Beim diesjährigen 18. Politikerschachturnier im Berliner Hotel "Maritim" wird
der Hufschlag seiner Reiter die 64 Felder erzittern lassen: BATTUMUR YONDON,
, ist nach seiner Premiere
2007 zum zweiten Mal am Start. Der heute 41-jährige, der zu DDR-Zeiten in Zittau
Wärmetechnik studierte, vertritt am kommenden Wochenende unter den übrigen
Politprofis die hierzulande bisher weitgehend unbekannte große Schachtradition
seiner Heimat, wie der Autor ART
KOHR im Interview für die Tageszeitung "Neues Deutschland" (ND) erfahren
hat.
BATTUMUR YONDON, Foto: Burkhard
Lange/ND
ART KOHR: Mongolen sind
geborene Reiter, das wissen wir. Weniger bekannt ist die Schachbegeisterung der
Mongolen ...
BATTUMUR YONDON:
... das Spiel heißt bei uns "Shatar" und ist äußerst populär, neben Basketball
und Gitarrenmusik. Überall, von der Hauptstadt Ulan-Bator bis zum kleinsten
Dorf, sehen Sie an der Straße offene Pavillons, wo die Fans die Figuren
schieben. Das ist derart weit verbreitet, dass wir sogar eine Scherzfrage haben:
"Zwei Menschen sitzen an einem Tisch, 20 stehen daneben und gucken zu, was ist
das?" Antwort: "Schach". Ich selber habe "Shatar" im Alter von sieben Jahren
gelernt.
A.KOHR: Am 10. November 2007sind Sie beim 17.Politikerschachturnier
in Berlin gestartet.
B.YONDON: Von
sechs Partien habe ich vier gewonnen. Etwas Glück war freilich auch dabei, denn
ich hatte vorher aus beruflichen Gründen mehr als zehn Jahre lang keine
Gelegenheit gehabt, mich ans Brett zu setzen.
A.KOHR: In der Gegenwart wird "Shatar" nach
den Regeln des Weltschachbundes FIDE gespielt. Ursprünglich war "Shatar" jedoch
eine eigene Variante der Mongolen und unterschied sich von der heute
international mehrheitsfähigen Version des Denksports.
B.YONDON: Das
stimmt, zum Beispiel war der Aktionsradius der Königin spürbar eingeschränkt.
Foto: Burkhard Lange/ND
A.KOHR: Die mongolische Dame konnte von ihrem
jeweiligen Standort aus nur das diagonal unmittelbar angrenzende Feld erreichen.
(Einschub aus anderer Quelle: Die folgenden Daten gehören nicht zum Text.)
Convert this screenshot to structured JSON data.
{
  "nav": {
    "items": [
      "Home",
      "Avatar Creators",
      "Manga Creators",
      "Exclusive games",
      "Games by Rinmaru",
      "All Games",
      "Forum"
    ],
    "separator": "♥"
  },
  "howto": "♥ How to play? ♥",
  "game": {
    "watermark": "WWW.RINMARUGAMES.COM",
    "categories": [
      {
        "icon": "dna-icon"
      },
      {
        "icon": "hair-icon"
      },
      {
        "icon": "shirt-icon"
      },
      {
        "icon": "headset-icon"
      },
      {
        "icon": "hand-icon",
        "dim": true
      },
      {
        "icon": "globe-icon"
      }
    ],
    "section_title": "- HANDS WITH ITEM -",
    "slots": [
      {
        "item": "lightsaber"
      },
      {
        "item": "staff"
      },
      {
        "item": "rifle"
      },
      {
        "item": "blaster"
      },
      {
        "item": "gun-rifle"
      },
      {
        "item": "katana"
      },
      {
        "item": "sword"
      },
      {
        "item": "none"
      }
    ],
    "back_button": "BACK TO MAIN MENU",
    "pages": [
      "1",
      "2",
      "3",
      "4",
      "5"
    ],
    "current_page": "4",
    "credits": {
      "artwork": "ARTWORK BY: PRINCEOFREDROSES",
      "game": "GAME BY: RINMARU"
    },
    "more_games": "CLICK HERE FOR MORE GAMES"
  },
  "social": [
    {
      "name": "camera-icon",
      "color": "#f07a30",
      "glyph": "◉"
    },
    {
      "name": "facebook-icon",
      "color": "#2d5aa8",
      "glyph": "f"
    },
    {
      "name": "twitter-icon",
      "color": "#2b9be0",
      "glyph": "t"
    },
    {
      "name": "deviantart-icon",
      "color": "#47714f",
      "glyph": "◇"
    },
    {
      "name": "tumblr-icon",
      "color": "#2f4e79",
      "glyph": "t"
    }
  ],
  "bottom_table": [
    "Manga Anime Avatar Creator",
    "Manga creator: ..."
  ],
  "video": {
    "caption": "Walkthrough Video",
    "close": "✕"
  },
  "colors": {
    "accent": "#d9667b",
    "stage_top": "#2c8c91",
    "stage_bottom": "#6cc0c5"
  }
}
Immerhin durfte sie horizontal und vertikal über Reihen und Linien stürmen wie
ein Turm im modernen Mainstreamspiel.
B.YONDON:
Angesichts des mongolischen Sonderweges behaupten manche sogar, Schach sei nicht
in Indien entstanden, sondern von den Mongolen erfunden worden.
A.KOHR: Haben die Steppenreiter unter dem
Befehl des Dschingis Khan, der seine Armeen bis nach Europa donnern ließ, auch "Shatar"
in den Satteltaschen gehabt?
B.YONDON: Dazu
schweigen die Quellen. Trotzdem ist das nicht ausgeschlossen, schließlich ist
Schach den Mongolen seit mindestens 500 Jahren, wahrscheinlich aber deutlich
früher bekannt.
A.KOHR:Vor wenigen
Wochen lief in den Kinos "Der Mongole" an, das Oscar-nominierte Epos über
Dschingis Khan.
B.YONDON:
Regisseur Sergej Bodrov wollte den Film ursprünglich in der Mongolei drehen.
Aber die Genehmigung wurde ihm verweigert, weil das Werk die geschichtlichen
Fakten verfälscht und aus der historischen Wahrheit ein Märchen macht.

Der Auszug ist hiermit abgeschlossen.